The Internet has certainly taken over the world, with all corners of lifestyle and the economy latching on to it’s success. For plastic surgery, this had led to a growing depth of educational video and articles for potential patients. With the rise of social media, some of that has taken a turn into perhaps spectacle. Board certified plastic surgeons Dr. Jason Pozner of Florida and Dr. Jamil Ahmad of Toronto discuss what may be too much on the latest episode of No Spin Live.
Live Surgery and Social Media
One of the most concerning – and interesting to apparently many – is a trend to film live surgery from the operating room. Not a professional film shoot where a team edits footage matched with surgeon voice over aimed at educating, but a surgical tech wielding an iPhone and blasting the unedited video out to Snapchat maybe before the patient has even woken up. This has spawned growing reputations for the surgeons who participate, but is it a good thing for the specialty, and patients?
“I think we’re in an interesting time,” says Dr. Ahmad, “with how quickly the internet and now social media and how we interact with patients. Quite frankly I’m undecided on this. I think it’s a very powerful tool to educate patients and show them what’s really going on in plastic surgery, but there certainly is a promotional marketing component to it. When I see some of these photos and videos on social media, I think the idea of maintaining some degree of professionalism as physicians and surgeons is important – there is some content out there that is really on the edge and sometimes people would be quite offended by it.”
While video and the channel of the Internet is truly an amazing tool for education, should it be used for what some may see as entertainment?
“I think it’s purely self-serving for the physicians who are putting these things up,” says Dr. Pozner. “They’re not interested in educating consumers, they’re just interested in getting patients into the practice to get operated on.

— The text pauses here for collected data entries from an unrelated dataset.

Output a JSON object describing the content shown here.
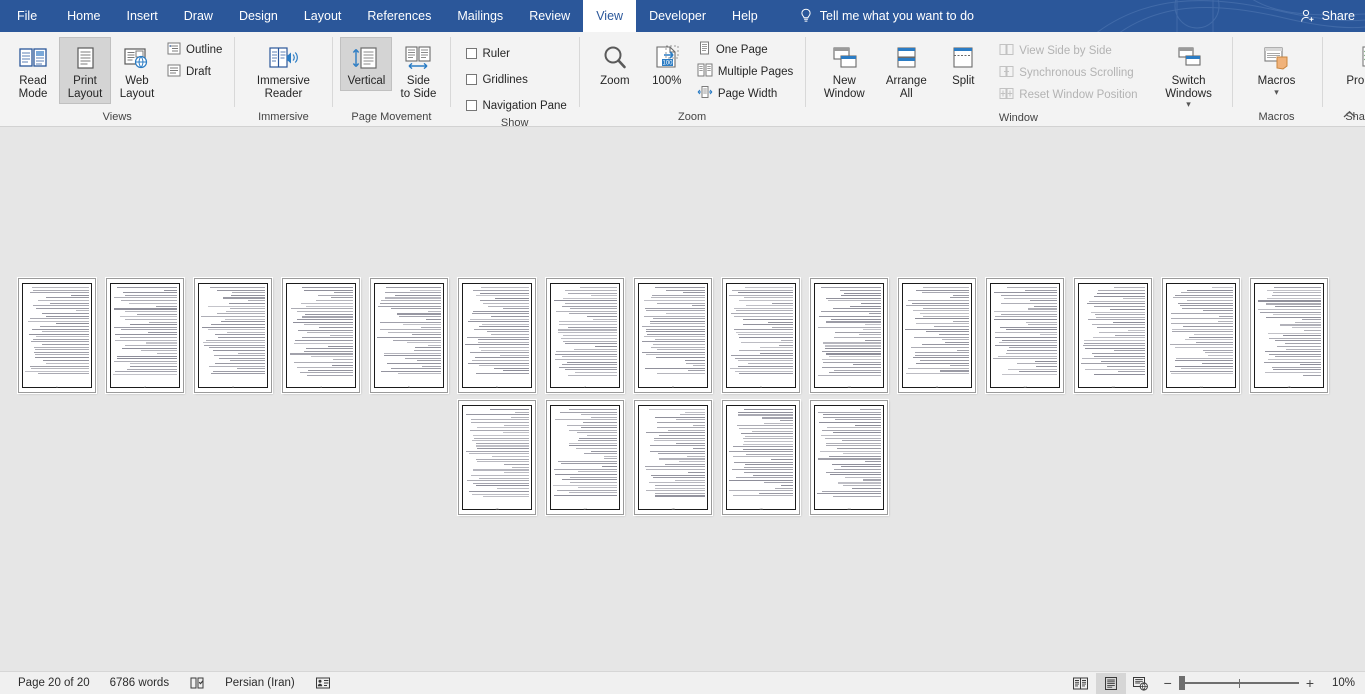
{
  "app": {
    "title": "Microsoft Word",
    "theme_accent": "#2b579a"
  },
  "tabs": [
    {
      "label": "File",
      "active": false
    },
    {
      "label": "Home",
      "active": false
    },
    {
      "label": "Insert",
      "active": false
    },
    {
      "label": "Draw",
      "active": false
    },
    {
      "label": "Design",
      "active": false
    },
    {
      "label": "Layout",
      "active": false
    },
    {
      "label": "References",
      "active": false
    },
    {
      "label": "Mailings",
      "active": false
    },
    {
      "label": "Review",
      "active": false
    },
    {
      "label": "View",
      "active": true
    },
    {
      "label": "Developer",
      "active": false
    },
    {
      "label": "Help",
      "active": false
    }
  ],
  "tellme": {
    "label": "Tell me what you want to do",
    "icon": "lightbulb-icon"
  },
  "share": {
    "label": "Share",
    "icon": "person-add-icon"
  },
  "ribbon": {
    "collapse_icon": "chevron-up-icon",
    "groups": [
      {
        "name": "Views",
        "title": "Views",
        "big_buttons": [
          {
            "label": "Read\nMode",
            "icon": "read-mode-icon",
            "selected": false
          },
          {
            "label": "Print\nLayout",
            "icon": "print-layout-icon",
            "selected": true
          },
          {
            "label": "Web\nLayout",
            "icon": "web-layout-icon",
            "selected": false
          }
        ],
        "small_buttons": [
          {
            "label": "Outline",
            "icon": "outline-icon"
          },
          {
            "label": "Draft",
            "icon": "draft-icon"
          }
        ]
      },
      {
        "name": "Immersive",
        "title": "Immersive",
        "big_buttons": [
          {
            "label": "Immersive\nReader",
            "icon": "immersive-reader-icon",
            "selected": false
          }
        ],
        "small_buttons": []
      },
      {
        "name": "Page Movement",
        "title": "Page Movement",
        "big_buttons": [
          {
            "label": "Vertical",
            "icon": "vertical-scroll-icon",
            "selected": true
          },
          {
            "label": "Side\nto Side",
            "icon": "side-to-side-icon",
            "selected": false
          }
        ],
        "small_buttons": []
      },
      {
        "name": "Show",
        "title": "Show",
        "big_buttons": [],
        "checkboxes": [
          {
            "label": "Ruler",
            "checked": false
          },
          {
            "label": "Gridlines",
            "checked": false
          },
          {
            "label": "Navigation Pane",
            "checked": false
          }
        ]
      },
      {
        "name": "Zoom",
        "title": "Zoom",
        "big_buttons": [
          {
            "label": "Zoom",
            "icon": "magnifier-icon",
            "selected": false
          },
          {
            "label": "100%",
            "icon": "zoom-100-icon",
            "selected": false
          }
        ],
        "small_buttons": [
          {
            "label": "One Page",
            "icon": "one-page-icon"
          },
          {
            "label": "Multiple Pages",
            "icon": "multiple-pages-icon"
          },
          {
            "label": "Page Width",
            "icon": "page-width-icon"
          }
        ]
      },
      {
        "name": "Window",
        "title": "Window",
        "big_buttons": [
          {
            "label": "New\nWindow",
            "icon": "new-window-icon",
            "selected": false
          },
          {
            "label": "Arrange\nAll",
            "icon": "arrange-all-icon",
            "selected": false
          },
          {
            "label": "Split",
            "icon": "split-icon",
            "selected": false
          }
        ],
        "small_buttons": [
          {
            "label": "View Side by Side",
            "icon": "side-by-side-icon",
            "disabled": true
          },
          {
            "label": "Synchronous Scrolling",
            "icon": "sync-scroll-icon",
            "disabled": true
          },
          {
            "label": "Reset Window Position",
            "icon": "reset-window-icon",
            "disabled": true
          }
        ],
        "big_buttons_2": [
          {
            "label": "Switch\nWindows",
            "icon": "switch-windows-icon",
            "dropdown": true
          }
        ]
      },
      {
        "name": "Macros",
        "title": "Macros",
        "big_buttons": [
          {
            "label": "Macros",
            "icon": "macros-icon",
            "dropdown": true
          }
        ]
      },
      {
        "name": "SharePoint",
        "title": "SharePoint",
        "big_buttons": [
          {
            "label": "Properties",
            "icon": "sharepoint-properties-icon",
            "selected": false
          }
        ]
      }
    ]
  },
  "document": {
    "row1_page_count": 15,
    "row2_page_count": 5,
    "page_numbers_row1": [
      "1",
      "2",
      "3",
      "4",
      "5",
      "6",
      "7",
      "8",
      "9",
      "10",
      "11",
      "12",
      "13",
      "14",
      "15"
    ],
    "page_numbers_row2": [
      "16",
      "17",
      "18",
      "19",
      "20"
    ]
  },
  "statusbar": {
    "page_indicator": "Page 20 of 20",
    "word_count": "6786 words",
    "proofing_icon": "proofing-errors-icon",
    "language": "Persian (Iran)",
    "accessibility_icon": "accessibility-icon",
    "view_buttons": [
      {
        "name": "read-mode-view",
        "icon": "read-mode-view-icon",
        "selected": false
      },
      {
        "name": "print-layout-view",
        "icon": "print-layout-view-icon",
        "selected": true
      },
      {
        "name": "web-layout-view",
        "icon": "web-layout-view-icon",
        "selected": false
      }
    ],
    "zoom_out_label": "−",
    "zoom_in_label": "+",
    "zoom_level": "10%"
  }
}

If you really want to do it scientifically, get it filmed professionally, edit it, talk about it and distribute it for doctors, and cut it separately for patients. This is purely promotional and it’s all self-serving. I look at it and I laugh. We’re all busy surgeons. I want my OR to be private and I want to take time and concentrate on my patients, not on what’s being filmed.”
Dr. Pozner’s last point is one of considerable import: the OR is exactly that, an operating room. Surgery is a very serious thing, and those performing it are tasked with not just a desire for great results, but safety. If a surgeon is concentrating on the latest social media post instead of the patient on the table, maybe there is something amiss.